In the summers, he was a fixture in the Manitoba Senior Baseball League as a hard-hitting first baseman with the Hamiota Red Sox. The 1986-90 teams that he played on were inducted into the Manitoba Baseball Hall of Fame in 2012.
“I was really honoured to play with those guys and be part of that team,” Coulson said, adding Al Robertson invited him to join the club when he was 17.
He played senior hockey in the winter, coached the Yellowhead Chiefs for five years and also served as an assistant to Barry Butler with the Manitoba Junior Hockey League’s Waywayseecappo Wolverines for nine seasons from 2004 to 2013.
He had lessons from his career that he was eager to share with players.
“If you want something bad enough, with hard work and perseverance you can achieve it,” Coulson said. “That’s basically from me striving to get to the highest level. The other thing I tried to install in coaching is that nobody is bigger than the game. You have to be humble.
“And the other thing is that you have to play as a team. Life is a team sport. There’s not a lot of things you do by yourself.
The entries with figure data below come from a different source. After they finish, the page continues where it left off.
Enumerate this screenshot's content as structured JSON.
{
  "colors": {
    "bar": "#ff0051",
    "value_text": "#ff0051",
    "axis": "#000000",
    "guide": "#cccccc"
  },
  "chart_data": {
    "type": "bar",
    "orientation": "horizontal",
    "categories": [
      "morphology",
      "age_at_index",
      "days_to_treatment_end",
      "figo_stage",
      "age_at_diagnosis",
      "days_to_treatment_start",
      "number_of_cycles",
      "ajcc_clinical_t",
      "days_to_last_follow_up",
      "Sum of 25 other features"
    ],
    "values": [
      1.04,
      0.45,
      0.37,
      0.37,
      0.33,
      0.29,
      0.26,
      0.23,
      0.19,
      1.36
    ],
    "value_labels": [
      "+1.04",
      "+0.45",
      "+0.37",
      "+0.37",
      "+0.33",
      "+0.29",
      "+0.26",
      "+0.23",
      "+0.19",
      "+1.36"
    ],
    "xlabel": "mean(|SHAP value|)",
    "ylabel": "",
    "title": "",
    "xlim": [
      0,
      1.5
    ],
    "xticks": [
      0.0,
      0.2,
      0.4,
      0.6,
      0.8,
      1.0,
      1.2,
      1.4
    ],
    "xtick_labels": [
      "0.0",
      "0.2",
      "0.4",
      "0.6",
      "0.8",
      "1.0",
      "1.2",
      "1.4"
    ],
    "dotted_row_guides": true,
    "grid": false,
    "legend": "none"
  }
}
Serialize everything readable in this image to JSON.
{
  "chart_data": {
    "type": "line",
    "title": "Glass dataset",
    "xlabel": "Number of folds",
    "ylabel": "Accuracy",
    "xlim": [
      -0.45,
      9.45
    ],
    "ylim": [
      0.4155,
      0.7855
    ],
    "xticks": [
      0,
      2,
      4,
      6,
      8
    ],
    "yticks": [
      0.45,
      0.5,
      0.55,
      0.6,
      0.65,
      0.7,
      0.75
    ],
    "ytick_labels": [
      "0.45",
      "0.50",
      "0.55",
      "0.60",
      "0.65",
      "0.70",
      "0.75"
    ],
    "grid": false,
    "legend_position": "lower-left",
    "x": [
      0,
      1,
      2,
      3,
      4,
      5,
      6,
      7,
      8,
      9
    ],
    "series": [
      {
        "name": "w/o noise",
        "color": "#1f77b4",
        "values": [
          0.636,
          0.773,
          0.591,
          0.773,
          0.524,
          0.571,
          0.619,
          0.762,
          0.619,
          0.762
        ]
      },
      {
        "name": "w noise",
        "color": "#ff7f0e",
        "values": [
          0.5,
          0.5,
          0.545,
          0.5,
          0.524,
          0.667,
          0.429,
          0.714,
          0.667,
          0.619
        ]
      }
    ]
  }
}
You always have to work with somebody.”
He said it’s always important to be good to people, and give back when you can.
Coulson now volunteers with the Alberta Junior Hockey League’s Canmore Eagles as a goal judge.
“There were people who volunteered their time for me while I was growing up through the hockey and the baseball,” Coulson said. “You have to give back.”
That magic 1978-79 season has never stopped giving back to Coulson.
Even with the passage of 42 years and life taking the teammates in different directions, it’s all still there for Coulson when he thinks about it.
“That was a long time but some of that stuff you just don’t forget,” Coulson said. “The guys I played like Steve Patrick and Kempthorne and Gillen and (Brant) Kiessig, Dave McDonald. You don’t forget those guys. They will always be friends of yours.
“Maybe you don’t see them, like Mike Perovich I haven’t seen in 40-plus years but I still remember his name and remember what he was like.
“That just doesn’t go away. You won’t remember the small things but you remember the people.”